L'un d'entre eux reproche même à Mme A. de lui avoir fait manquer une
commission qu'il aurait dû percevoir, si le propriétaire avait pu vendre
son tableau.
Disons-le
franchement, l'amour de l'art n'a pas grand'chose à voir dans
l'affaire. Il n'est pas rare que des tentatives soient faites pour
obtenir l'inscription d'une oeuvre à l'authenticité douteuse dans un
catalogue raisonné. L'opération ressemble à certaine forme de
blanchiment, puisque l'inscription conférera à l'oeuvre une sorte de
brevet d'authenticité, permettant sa mise sur le marché à un prix
conforme à la cote de l'artiste. Tout récemment, dans une décision du 19
février 2014, la Cour d'appel a ainsi débouté le propriétaire de deux
bronzes qui avaient été fabriqués à partir de sculptures en plâtre de
Giacometti.

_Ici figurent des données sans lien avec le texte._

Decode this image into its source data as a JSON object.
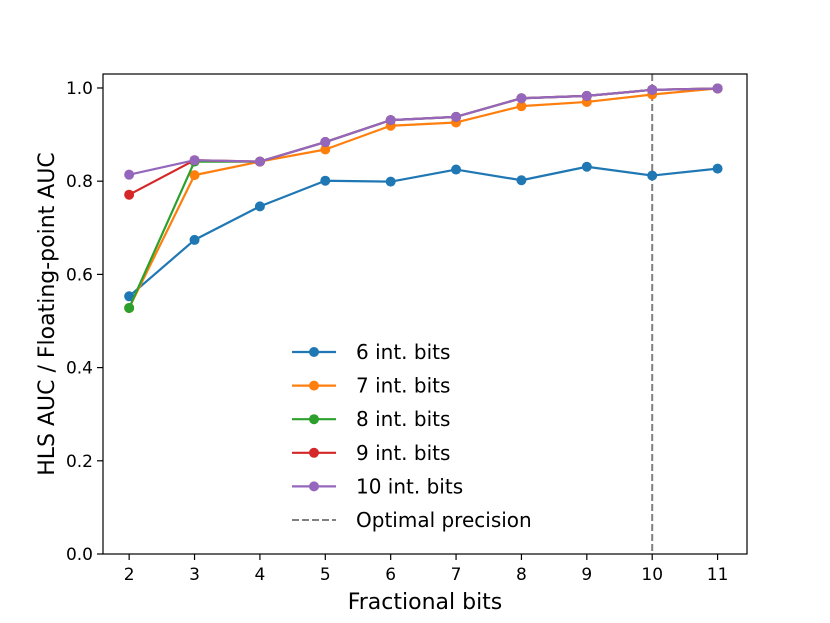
{
  "chart_data": {
    "type": "line",
    "xlabel": "Fractional bits",
    "ylabel": "HLS AUC / Floating-point AUC",
    "xlim": [
      1.6,
      11.45
    ],
    "ylim": [
      0.0,
      1.03
    ],
    "xticks": [
      2,
      3,
      4,
      5,
      6,
      7,
      8,
      9,
      10,
      11
    ],
    "yticks": [
      0.0,
      0.2,
      0.4,
      0.6,
      0.8,
      1.0
    ],
    "grid": false,
    "legend_position": "bottom-center",
    "series": [
      {
        "name": "6 int. bits",
        "color": "#1f77b4",
        "x": [
          2,
          3,
          4,
          5,
          6,
          7,
          8,
          9,
          10,
          11
        ],
        "y": [
          0.553,
          0.674,
          0.746,
          0.801,
          0.799,
          0.825,
          0.802,
          0.831,
          0.812,
          0.827
        ]
      },
      {
        "name": "7 int. bits",
        "color": "#ff7f0e",
        "x": [
          2,
          3,
          4,
          5,
          6,
          7,
          8,
          9,
          10,
          11
        ],
        "y": [
          0.528,
          0.813,
          0.842,
          0.868,
          0.919,
          0.926,
          0.961,
          0.97,
          0.986,
          0.999
        ]
      },
      {
        "name": "8 int. bits",
        "color": "#2ca02c",
        "x": [
          2,
          3,
          4,
          5,
          6,
          7,
          8,
          9,
          10,
          11
        ],
        "y": [
          0.528,
          0.842,
          0.842,
          0.884,
          0.931,
          0.938,
          0.978,
          0.983,
          0.996,
          0.999
        ]
      },
      {
        "name": "9 int. bits",
        "color": "#d62728",
        "x": [
          2,
          3,
          4,
          5,
          6,
          7,
          8,
          9,
          10,
          11
        ],
        "y": [
          0.771,
          0.845,
          0.842,
          0.884,
          0.931,
          0.938,
          0.978,
          0.983,
          0.996,
          0.999
        ]
      },
      {
        "name": "10 int. bits",
        "color": "#9467bd",
        "x": [
          2,
          3,
          4,
          5,
          6,
          7,
          8,
          9,
          10,
          11
        ],
        "y": [
          0.814,
          0.845,
          0.842,
          0.884,
          0.931,
          0.938,
          0.978,
          0.983,
          0.996,
          0.999
        ]
      }
    ],
    "reference_line": {
      "name": "Optimal precision",
      "x": 10,
      "color": "#808080",
      "style": "dashed"
    }
  }
}
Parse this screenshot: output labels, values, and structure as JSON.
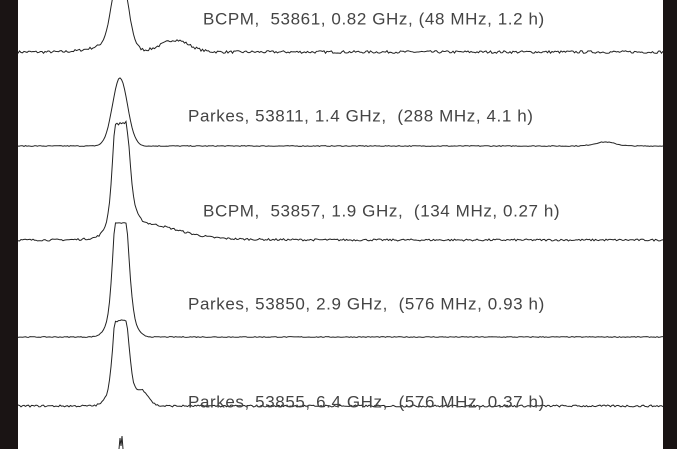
{
  "panels": [
    {
      "label": "BCPM,  53861, 0.82 GHz, (48 MHz, 1.2 h)"
    },
    {
      "label": "Parkes, 53811, 1.4 GHz,  (288 MHz, 4.1 h)"
    },
    {
      "label": "BCPM,  53857, 1.9 GHz,  (134 MHz, 0.27 h)"
    },
    {
      "label": "Parkes, 53850, 2.9 GHz,  (576 MHz, 0.93 h)"
    },
    {
      "label": "Parkes, 53855, 6.4 GHz,  (576 MHz, 0.37 h)"
    }
  ]
}
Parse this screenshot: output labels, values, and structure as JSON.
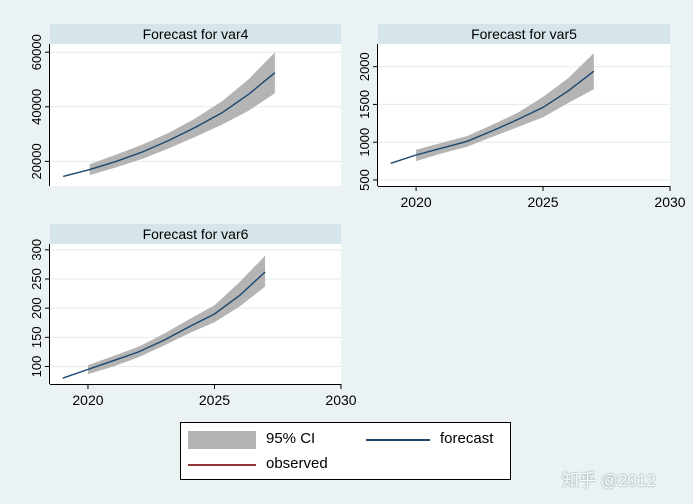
{
  "colors": {
    "background": "#eaf2f3",
    "panel": "#ffffff",
    "title_bar": "#d5e5ea",
    "grid": "#e3ecee",
    "ci_fill": "#b4b4b4",
    "forecast_line": "#1a476f",
    "observed_line": "#90353b"
  },
  "chart_data": [
    {
      "type": "line",
      "title": "Forecast for var4",
      "x": [
        2019,
        2020,
        2021,
        2022,
        2023,
        2024,
        2025,
        2026,
        2027
      ],
      "forecast": [
        14500,
        17000,
        20000,
        23500,
        27700,
        32500,
        37800,
        44500,
        52500
      ],
      "ci_x": [
        2020,
        2021,
        2022,
        2023,
        2024,
        2025,
        2026,
        2027
      ],
      "ci_lower": [
        15000,
        17800,
        21000,
        24800,
        29000,
        33500,
        38500,
        45000
      ],
      "ci_upper": [
        19000,
        22500,
        26200,
        30500,
        35800,
        42000,
        50000,
        60000
      ],
      "yticks": [
        20000,
        40000,
        60000
      ],
      "ytick_labels": [
        "20000",
        "40000",
        "60000"
      ],
      "ylim": [
        11000,
        63000
      ],
      "xlim": [
        2018.5,
        2029.5
      ],
      "xticks": [],
      "xtick_labels": [],
      "grid": true
    },
    {
      "type": "line",
      "title": "Forecast for var5",
      "x": [
        2019,
        2020,
        2021,
        2022,
        2023,
        2024,
        2025,
        2026,
        2027
      ],
      "forecast": [
        720,
        830,
        920,
        1010,
        1150,
        1300,
        1460,
        1680,
        1940
      ],
      "ci_x": [
        2020,
        2021,
        2022,
        2023,
        2024,
        2025,
        2026,
        2027
      ],
      "ci_lower": [
        750,
        850,
        940,
        1070,
        1200,
        1330,
        1520,
        1700
      ],
      "ci_upper": [
        900,
        990,
        1080,
        1230,
        1390,
        1600,
        1850,
        2180
      ],
      "yticks": [
        500,
        1000,
        1500,
        2000
      ],
      "ytick_labels": [
        "500",
        "1000",
        "1500",
        "2000"
      ],
      "ylim": [
        420,
        2300
      ],
      "xlim": [
        2018.5,
        2030
      ],
      "xticks": [
        2020,
        2025,
        2030
      ],
      "xtick_labels": [
        "2020",
        "2025",
        "2030"
      ],
      "grid": true
    },
    {
      "type": "line",
      "title": "Forecast for var6",
      "x": [
        2019,
        2020,
        2021,
        2022,
        2023,
        2024,
        2025,
        2026,
        2027
      ],
      "forecast": [
        80,
        95,
        110,
        125,
        145,
        168,
        190,
        222,
        262
      ],
      "ci_x": [
        2020,
        2021,
        2022,
        2023,
        2024,
        2025,
        2026,
        2027
      ],
      "ci_lower": [
        87,
        100,
        116,
        136,
        157,
        176,
        203,
        237
      ],
      "ci_upper": [
        102,
        118,
        134,
        156,
        181,
        205,
        245,
        290
      ],
      "yticks": [
        100,
        150,
        200,
        250,
        300
      ],
      "ytick_labels": [
        "100",
        "150",
        "200",
        "250",
        "300"
      ],
      "ylim": [
        70,
        310
      ],
      "xlim": [
        2018.5,
        2030
      ],
      "xticks": [
        2020,
        2025,
        2030
      ],
      "xtick_labels": [
        "2020",
        "2025",
        "2030"
      ],
      "grid": true
    }
  ],
  "legend": {
    "items": [
      {
        "label": "95% CI",
        "kind": "area"
      },
      {
        "label": "forecast",
        "kind": "line"
      },
      {
        "label": "observed",
        "kind": "observed"
      }
    ]
  },
  "watermark": "知乎 @2012"
}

Estimant qu'il s'agissait de contrefaçons, le juge a refusé
la demande d'inscription dans le fichier de la fondation recensant les
oeuvres de l'artiste.
La liberté d'expression
Certes, mais l'inscription sur le fichier d'une Fondation n'est pas l'inscription dans un catalogue raisonné
qui a un auteur. Précisément, la cour de cassation affirme que cet
auteur bénéficie d'une liberté d'expression identique à n'importe quel
autre auteur.
L'article 11 de la Déclaration des droits de l'homme et du citoyen de 1789 fait de la liberté d'expression "l'un des droits les plus précieux de l'homme". Quant à la Cour européenne, elle considère dans l'arrêt Handyside c. Royaume-Uni du 7 décembre 1976 que cette liberté est "l'un
des fondements esentiels de la société démocratique, l'une des
conditions primordiales de son progèrs et de l'épanouissement de chacun". Enfin, le Conseil constitutionnel, dans sa décision du 11 octobre 1984, la voit comme "une
liberté fondamentale, d'autant plus précieuse que son existence est
l'une des garanties essentielles du respect des autres droits et
libertés de la souveraineté nationale".
Derrières
ces consécrations solennelles apparaît cependant une réalité plus
mesurée. Car la liberté d'expression est loin d'être absolue et le droit
positif admet qu'elle puisse faire l'objet de restrictions, à la
conditions que ces restrictions soient définies par la loi. La Cour de
cassation le rappelle d'ailleurs dans l'un des premiers attendus de sa
décision : "Attendu que la liberté d'expression est un droit dont l'exercice ne revêt un
caractère abusif que dans les cas spécialement déterminés par la loi".
Or aucun texte n'impose à l'auteur d'un catalogue raisonné d'y faire
figurer une oeuvre, quand bien même, comme c'est le cas en l'espèce,
l'authenticité de celle-ci aurait été consacrée par la voie judiciaire.
La
Cour de cassation rend ainsi une décision très équilibrée. D'un côté,
elle reconnaît l'authenticité de l'oeuvre, reconnaissance qui devrait
permettre au propriétaire du tableau d'espérer le vendre au prix d'un
Metzinger. De l'autre côté, elle consacre le catalogue raisonné comme
l'oeuvre personnelle de son auteur. Ce dernier est donc libre, en son
âme et conscience, de refuser l'inscription d'un tableau. Tel est le cas
en l'espèce, puisqu'il n'a pas été démontré qu'elle ait agi dans un but
intéressé. En revanche, elle a commis une faute en refusant de
considérer le tableau comme authentique et, sur ce point, elle doit
indemniser le propriétaire pour le dommage qu'il a subi du fait de la
non inscription de son tableau dans le catalogue.
La
décision est équitable, mais il n'en demeure pas moins que les auteurs
de catalogue raisonné réfléchiront sans doute longuement avant de
refuser l'inscription d'un tableau. Ne risque-t-on pas de voir entrer
quelques magnifiques faux dans les catalogues, uniquement par leurs
auteurs préféreront écarter le risque juridique ? L'avenir le dira.